By the end of his presidency we were spending $300 billion and by the end of the first Bush administration military spending decreased to $276 billion. President Clinton continued to cut back on military expenditures but by the end of his presidency we were still spending $270 billion when he left office. Then the real increase began.

During the past 7 years of the second Bush administration, we have increased military spending to $471 billion an overall increase of 75% and this does not include the nearly one trillion dollars we have spent mainly on the war in Iraq and to a much lesser extent the war in Afghanistan.

Having been a member of military for the past 23 years (5 years active army, 18 years in the National Guard), I have seen first hand a considerable amount of military spending that was unnecessary.

I have watched as each year around September as the military rushed to spend anything they had left in their budgets because the old saying was "if we do not spend it, they will take it away from us next year."

We need to have a fiscally responsible military budget because as long as we keep giving them blank checks, they will spend it.

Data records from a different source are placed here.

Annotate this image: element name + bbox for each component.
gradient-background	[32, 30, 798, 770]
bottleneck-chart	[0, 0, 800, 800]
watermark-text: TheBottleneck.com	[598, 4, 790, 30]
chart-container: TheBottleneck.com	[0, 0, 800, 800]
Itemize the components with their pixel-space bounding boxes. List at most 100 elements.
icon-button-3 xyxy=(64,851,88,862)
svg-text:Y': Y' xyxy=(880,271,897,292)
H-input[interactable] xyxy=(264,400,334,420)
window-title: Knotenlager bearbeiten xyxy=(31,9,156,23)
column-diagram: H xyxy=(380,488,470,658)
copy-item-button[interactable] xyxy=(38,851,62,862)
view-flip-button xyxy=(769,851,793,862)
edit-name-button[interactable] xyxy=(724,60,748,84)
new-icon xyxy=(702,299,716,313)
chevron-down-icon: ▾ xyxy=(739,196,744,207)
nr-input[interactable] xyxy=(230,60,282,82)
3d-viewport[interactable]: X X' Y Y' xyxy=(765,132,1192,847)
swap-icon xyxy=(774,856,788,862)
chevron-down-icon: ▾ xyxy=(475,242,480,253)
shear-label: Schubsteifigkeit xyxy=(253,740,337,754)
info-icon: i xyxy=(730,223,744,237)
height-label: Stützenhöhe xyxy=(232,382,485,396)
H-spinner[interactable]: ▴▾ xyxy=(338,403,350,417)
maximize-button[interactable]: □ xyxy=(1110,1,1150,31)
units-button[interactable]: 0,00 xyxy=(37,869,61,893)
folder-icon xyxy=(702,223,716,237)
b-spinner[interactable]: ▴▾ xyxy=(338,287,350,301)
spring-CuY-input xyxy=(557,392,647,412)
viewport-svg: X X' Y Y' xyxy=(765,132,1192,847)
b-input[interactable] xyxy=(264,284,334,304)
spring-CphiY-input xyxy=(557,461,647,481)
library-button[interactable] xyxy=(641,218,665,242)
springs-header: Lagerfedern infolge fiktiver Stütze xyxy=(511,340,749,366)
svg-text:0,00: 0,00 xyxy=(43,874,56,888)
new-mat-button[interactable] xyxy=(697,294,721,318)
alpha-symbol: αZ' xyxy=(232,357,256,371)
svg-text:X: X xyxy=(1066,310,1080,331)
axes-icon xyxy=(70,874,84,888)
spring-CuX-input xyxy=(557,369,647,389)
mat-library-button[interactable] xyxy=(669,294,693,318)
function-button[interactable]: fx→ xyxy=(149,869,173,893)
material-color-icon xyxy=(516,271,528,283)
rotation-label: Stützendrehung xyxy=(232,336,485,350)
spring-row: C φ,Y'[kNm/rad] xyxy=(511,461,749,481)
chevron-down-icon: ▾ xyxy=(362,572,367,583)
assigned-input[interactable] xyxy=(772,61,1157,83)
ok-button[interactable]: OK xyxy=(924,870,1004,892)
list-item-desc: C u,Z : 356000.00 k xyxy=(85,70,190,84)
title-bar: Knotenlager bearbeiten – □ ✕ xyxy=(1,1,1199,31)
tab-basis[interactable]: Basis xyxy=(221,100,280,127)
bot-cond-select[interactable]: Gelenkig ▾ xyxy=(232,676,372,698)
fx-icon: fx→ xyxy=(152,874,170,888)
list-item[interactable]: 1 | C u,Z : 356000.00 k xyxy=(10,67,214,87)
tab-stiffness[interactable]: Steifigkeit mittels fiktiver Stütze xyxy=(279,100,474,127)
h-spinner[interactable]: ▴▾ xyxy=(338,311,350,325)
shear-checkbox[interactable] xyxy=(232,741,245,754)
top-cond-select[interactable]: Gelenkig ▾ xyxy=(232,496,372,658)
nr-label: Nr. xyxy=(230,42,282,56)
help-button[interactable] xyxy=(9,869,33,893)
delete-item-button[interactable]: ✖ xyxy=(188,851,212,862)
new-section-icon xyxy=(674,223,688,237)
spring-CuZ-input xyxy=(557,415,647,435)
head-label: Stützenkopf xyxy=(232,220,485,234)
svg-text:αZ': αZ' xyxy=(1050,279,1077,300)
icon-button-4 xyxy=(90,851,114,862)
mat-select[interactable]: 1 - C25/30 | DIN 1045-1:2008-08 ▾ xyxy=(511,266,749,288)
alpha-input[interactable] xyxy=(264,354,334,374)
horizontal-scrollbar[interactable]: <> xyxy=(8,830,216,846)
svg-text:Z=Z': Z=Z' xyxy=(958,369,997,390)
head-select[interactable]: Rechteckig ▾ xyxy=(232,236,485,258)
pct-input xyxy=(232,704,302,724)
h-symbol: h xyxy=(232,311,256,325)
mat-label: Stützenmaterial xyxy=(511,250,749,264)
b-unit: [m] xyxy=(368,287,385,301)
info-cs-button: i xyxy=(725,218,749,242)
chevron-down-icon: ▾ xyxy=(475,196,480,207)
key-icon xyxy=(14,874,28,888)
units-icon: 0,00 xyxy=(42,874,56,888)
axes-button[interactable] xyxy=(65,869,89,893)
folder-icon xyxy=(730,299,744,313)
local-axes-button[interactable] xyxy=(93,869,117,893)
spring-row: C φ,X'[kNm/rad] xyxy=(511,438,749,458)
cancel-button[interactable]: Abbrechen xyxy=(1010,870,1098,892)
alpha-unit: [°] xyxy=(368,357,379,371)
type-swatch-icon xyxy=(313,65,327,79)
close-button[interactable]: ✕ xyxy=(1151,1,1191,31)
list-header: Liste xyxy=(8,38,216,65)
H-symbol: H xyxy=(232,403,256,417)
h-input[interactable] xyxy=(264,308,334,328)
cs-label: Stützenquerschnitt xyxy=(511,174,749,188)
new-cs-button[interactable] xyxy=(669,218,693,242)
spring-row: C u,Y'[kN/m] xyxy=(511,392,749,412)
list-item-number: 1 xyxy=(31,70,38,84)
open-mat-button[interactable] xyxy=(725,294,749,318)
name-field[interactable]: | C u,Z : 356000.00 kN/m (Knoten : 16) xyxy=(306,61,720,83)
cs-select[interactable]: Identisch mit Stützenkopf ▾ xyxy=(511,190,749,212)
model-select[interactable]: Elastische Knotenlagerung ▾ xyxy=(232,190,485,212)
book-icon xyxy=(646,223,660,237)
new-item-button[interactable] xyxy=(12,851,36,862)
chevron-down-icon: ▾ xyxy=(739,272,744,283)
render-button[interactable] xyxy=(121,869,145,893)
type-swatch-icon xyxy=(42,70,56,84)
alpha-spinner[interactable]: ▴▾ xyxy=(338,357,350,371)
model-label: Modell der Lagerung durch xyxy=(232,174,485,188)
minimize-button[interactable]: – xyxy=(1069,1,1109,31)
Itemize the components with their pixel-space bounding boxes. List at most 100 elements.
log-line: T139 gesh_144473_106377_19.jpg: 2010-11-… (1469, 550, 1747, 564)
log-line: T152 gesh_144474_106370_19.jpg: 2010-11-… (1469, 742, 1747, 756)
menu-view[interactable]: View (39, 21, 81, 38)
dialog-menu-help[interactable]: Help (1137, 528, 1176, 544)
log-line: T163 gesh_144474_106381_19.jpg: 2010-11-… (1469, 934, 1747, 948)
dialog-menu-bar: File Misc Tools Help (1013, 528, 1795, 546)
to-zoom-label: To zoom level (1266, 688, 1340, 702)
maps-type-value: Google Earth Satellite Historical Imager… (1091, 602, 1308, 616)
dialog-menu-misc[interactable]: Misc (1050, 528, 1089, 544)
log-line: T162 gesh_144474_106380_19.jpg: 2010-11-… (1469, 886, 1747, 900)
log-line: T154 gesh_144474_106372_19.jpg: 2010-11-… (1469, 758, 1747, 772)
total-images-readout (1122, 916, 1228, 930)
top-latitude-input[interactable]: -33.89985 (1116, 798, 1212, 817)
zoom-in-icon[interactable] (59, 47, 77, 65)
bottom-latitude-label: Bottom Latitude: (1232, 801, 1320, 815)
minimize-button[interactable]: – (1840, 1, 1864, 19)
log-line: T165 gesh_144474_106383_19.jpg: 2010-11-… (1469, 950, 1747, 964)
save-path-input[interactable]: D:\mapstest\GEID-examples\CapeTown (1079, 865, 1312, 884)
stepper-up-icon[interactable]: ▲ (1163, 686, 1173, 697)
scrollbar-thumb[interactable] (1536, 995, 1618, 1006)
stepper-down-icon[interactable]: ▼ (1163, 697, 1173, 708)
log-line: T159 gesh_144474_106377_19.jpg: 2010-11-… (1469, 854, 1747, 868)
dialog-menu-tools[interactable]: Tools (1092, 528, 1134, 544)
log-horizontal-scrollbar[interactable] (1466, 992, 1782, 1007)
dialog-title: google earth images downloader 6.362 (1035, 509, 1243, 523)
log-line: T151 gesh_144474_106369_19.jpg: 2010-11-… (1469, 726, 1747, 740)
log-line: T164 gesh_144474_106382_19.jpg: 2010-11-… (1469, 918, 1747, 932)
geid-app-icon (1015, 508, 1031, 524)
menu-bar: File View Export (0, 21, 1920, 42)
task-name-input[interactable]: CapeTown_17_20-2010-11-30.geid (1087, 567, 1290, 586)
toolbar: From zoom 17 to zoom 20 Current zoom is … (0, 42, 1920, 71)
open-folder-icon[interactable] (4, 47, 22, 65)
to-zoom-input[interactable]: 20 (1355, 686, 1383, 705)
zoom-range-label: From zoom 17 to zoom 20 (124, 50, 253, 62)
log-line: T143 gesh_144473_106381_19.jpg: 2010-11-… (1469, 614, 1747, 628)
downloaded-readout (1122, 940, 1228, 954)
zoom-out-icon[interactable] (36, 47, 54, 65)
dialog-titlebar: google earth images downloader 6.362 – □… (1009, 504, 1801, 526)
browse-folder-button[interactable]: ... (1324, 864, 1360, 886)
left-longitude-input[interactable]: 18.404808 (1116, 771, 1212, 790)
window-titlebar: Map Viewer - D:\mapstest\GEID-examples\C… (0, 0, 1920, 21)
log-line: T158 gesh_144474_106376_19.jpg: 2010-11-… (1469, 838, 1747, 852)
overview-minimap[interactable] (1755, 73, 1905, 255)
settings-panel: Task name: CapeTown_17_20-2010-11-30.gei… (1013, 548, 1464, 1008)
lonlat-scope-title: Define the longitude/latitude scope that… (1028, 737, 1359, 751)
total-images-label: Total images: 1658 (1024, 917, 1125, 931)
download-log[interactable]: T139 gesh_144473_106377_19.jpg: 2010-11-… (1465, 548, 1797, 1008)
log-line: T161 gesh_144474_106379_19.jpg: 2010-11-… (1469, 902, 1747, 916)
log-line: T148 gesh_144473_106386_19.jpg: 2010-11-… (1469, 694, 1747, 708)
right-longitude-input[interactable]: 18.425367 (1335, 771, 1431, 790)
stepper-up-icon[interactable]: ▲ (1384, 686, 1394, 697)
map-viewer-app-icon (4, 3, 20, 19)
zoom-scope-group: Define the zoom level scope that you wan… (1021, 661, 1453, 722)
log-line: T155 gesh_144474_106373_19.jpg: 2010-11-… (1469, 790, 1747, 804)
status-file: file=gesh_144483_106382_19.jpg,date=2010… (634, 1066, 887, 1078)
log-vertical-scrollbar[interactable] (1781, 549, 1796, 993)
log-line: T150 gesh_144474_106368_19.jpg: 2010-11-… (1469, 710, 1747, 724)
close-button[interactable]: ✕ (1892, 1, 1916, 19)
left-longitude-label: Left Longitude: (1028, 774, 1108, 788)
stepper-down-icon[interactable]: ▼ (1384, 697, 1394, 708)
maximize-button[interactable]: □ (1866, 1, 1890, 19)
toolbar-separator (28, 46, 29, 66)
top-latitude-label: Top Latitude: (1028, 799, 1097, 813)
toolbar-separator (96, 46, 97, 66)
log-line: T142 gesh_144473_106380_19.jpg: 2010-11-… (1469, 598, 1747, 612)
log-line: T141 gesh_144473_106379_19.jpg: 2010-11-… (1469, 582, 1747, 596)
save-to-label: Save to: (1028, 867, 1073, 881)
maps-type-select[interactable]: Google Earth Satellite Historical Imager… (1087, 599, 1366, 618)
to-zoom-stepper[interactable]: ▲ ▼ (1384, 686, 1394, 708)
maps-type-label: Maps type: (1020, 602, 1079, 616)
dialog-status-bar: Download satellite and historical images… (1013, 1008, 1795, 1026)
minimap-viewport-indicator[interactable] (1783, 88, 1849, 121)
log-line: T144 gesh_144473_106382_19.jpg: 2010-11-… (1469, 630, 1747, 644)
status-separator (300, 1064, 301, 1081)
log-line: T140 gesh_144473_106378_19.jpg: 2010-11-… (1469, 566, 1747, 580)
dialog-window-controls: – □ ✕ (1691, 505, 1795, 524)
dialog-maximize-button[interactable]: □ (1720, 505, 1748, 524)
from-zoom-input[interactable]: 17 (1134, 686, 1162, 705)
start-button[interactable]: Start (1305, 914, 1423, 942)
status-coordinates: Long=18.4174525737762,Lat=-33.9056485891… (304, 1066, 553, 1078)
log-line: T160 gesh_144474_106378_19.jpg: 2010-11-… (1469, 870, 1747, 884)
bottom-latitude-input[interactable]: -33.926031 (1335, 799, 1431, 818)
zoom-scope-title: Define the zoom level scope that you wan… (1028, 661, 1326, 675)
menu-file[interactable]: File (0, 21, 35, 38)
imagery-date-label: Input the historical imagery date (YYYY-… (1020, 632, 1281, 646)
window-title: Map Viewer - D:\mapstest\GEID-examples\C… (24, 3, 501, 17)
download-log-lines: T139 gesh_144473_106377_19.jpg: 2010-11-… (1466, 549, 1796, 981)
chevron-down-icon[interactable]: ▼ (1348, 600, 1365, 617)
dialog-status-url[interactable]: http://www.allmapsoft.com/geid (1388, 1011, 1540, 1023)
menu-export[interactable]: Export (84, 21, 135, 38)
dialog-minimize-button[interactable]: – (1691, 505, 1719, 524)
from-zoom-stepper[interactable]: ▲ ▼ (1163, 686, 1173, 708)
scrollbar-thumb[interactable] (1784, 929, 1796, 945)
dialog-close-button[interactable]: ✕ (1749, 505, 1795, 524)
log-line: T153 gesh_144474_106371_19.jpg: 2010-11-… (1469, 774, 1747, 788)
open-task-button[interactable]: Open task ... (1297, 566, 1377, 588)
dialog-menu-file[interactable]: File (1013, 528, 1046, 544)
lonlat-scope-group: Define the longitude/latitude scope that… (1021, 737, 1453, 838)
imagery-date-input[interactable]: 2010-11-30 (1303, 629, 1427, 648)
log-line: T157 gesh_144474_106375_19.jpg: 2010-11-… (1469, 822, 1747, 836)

Fourth, we need to fix our antiquated administrative way of providing healthcare that continues to make the insurance and pharmaceutical industry wealthy while many of us cannot afford quality healthcare.

We are the only westernized industrial society that does not provide healthcare for all their citizens.

Currently, we have 50 million citizens with no health insurance at all and we have another 75 million who have inadequate health insurance. Yet, our governmental expenditures are 16% of the federal budget for healthcare the highest in the world. To go even further, we also have by far the most expensive prescription drug costs in the world.

Changes need to be made because multi-billions of dollars are currently being siphoned off each year to pay for the private insurance, prescription drugs and administrative costs of our private fee for services system which is bankrupting many average Americans. 50% of all Americans filing for personal bankruptcy did so after encountering a major health related incident and 75% of them HAD HEALTH INSURANCE.

But, due to the high cost of co-pays, deductibles, prescription drugs and in many cases the insurance companies refusing to pay for treatments they were left little choice but file for bankruptcy.

Many of you may be saying that what I am advocating in "socialized medicine" and I would say you are correct, but we already have a number of forms of socialized medicine in the USA right now.

For example, Medicare, Medicaid, healthcare for military personnel and their families, and the VA healthcare system are all forms of socialized medicine.

In Closing, we need to get our fiscal house in order NOW. I have watched as we have moved from the world's largest creditor nation to the world's largest debtor nation in less than 30 years.

Most great empires the world has ever seen never fell from outside invasion.

They fell from the excesses of their own making. We are a proud nation and we claim to be the greatest nation on earth, but time may be running out.

Now is the time to act before it is too late.